Minister of Public Welfare
- In office August 8, 1966 – May 5, 1967
- Preceded by: Myles Murray
- Succeeded by: Beaton Abbott

MHA for Ferryland
- In office 1966–1971
- Preceded by: Myles Murray
- Succeeded by: Thomas Doyle

Minister of Community and social development and Minister of Fisheries
- In office May 25, 1967 – July 26, 1971
- Preceded by: C. Maxwell Lane
- Succeeded by: Earl Winsor

Personal details
- Born: August 12, 1920 King's Cove, Dominion of Newfoundland
- Died: March 16, 2018 (aged 97) St. John's, Newfoundland and Labrador
- Party: Liberal Party of Newfoundland and Labrador
- Occupation: executive

= Aidan Maloney =

Canadian politician and executive (1920–2018)
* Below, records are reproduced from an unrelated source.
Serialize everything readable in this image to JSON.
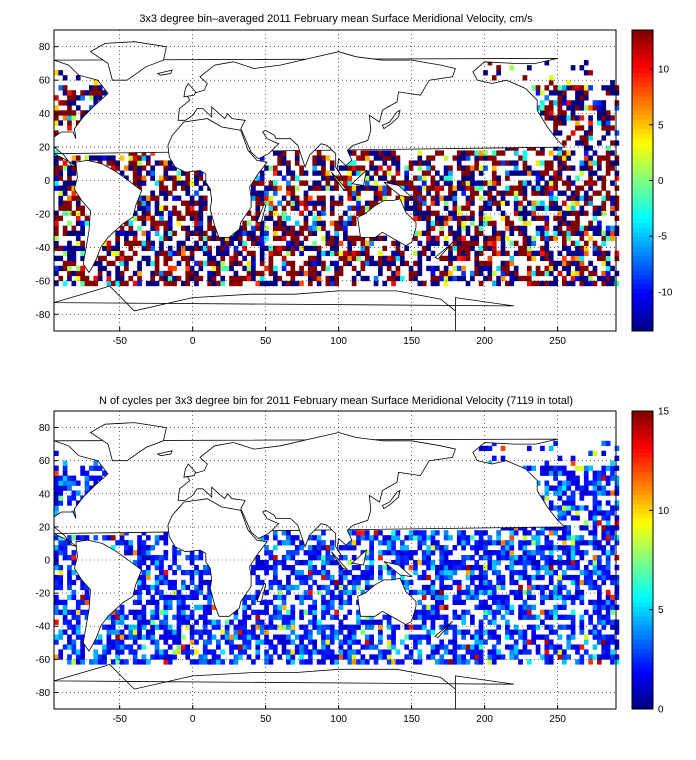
{
  "chart_data": [
    {
      "type": "heatmap",
      "title": "3x3 degree bin–averaged 2011 February mean Surface Meridional Velocity, cm/s",
      "xlabel": "",
      "ylabel": "",
      "xlim": [
        -95,
        290
      ],
      "ylim": [
        -90,
        90
      ],
      "xticks": [
        -50,
        0,
        50,
        100,
        150,
        200,
        250
      ],
      "yticks": [
        80,
        60,
        40,
        20,
        0,
        -20,
        -40,
        -60,
        -80
      ],
      "grid": true,
      "bin_size_deg": 3,
      "colormap": "jet",
      "colorbar": {
        "range": [
          -13.5,
          13.5
        ],
        "ticks": [
          10,
          5,
          0,
          -5,
          -10
        ],
        "position": "right"
      },
      "data_summary": "Scattered bins of mean meridional surface velocity over world oceans (about 60S to 70N), values mostly saturating near +/-13 cm/s in red and dark blue, with cyan/yellow intermediate values."
    },
    {
      "type": "heatmap",
      "title": "N of cycles per 3x3 degree bin for 2011 February mean Surface Meridional Velocity (7119 in total)",
      "xlabel": "",
      "ylabel": "",
      "xlim": [
        -95,
        290
      ],
      "ylim": [
        -90,
        90
      ],
      "xticks": [
        -50,
        0,
        50,
        100,
        150,
        200,
        250
      ],
      "yticks": [
        80,
        60,
        40,
        20,
        0,
        -20,
        -40,
        -60,
        -80
      ],
      "grid": true,
      "bin_size_deg": 3,
      "colormap": "jet",
      "total_cycles": 7119,
      "colorbar": {
        "range": [
          0,
          15
        ],
        "ticks": [
          15,
          10,
          5,
          0
        ],
        "position": "right"
      },
      "data_summary": "Bin counts of float cycles; most bins hold 1-4 cycles (blue), a few coastal bins near Japan and the Indian Ocean reach 10-15 (yellow to red)."
    }
  ]
}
Aidan Joseph Maloney (August 12, 1920 – March 16, 2018) was a Canadian politician and executive. He represented the electoral district of Ferryland in the Newfoundland House of Assembly from 1966 to 1971. Maloney also served in cabinet as Minister of Fisheries, and as Community & Social Development. He was a member of the Liberal Party of Newfoundland and Labrador. Born in King's Cove, he was a business executive. Maloney died in March 2018 at the age of 97.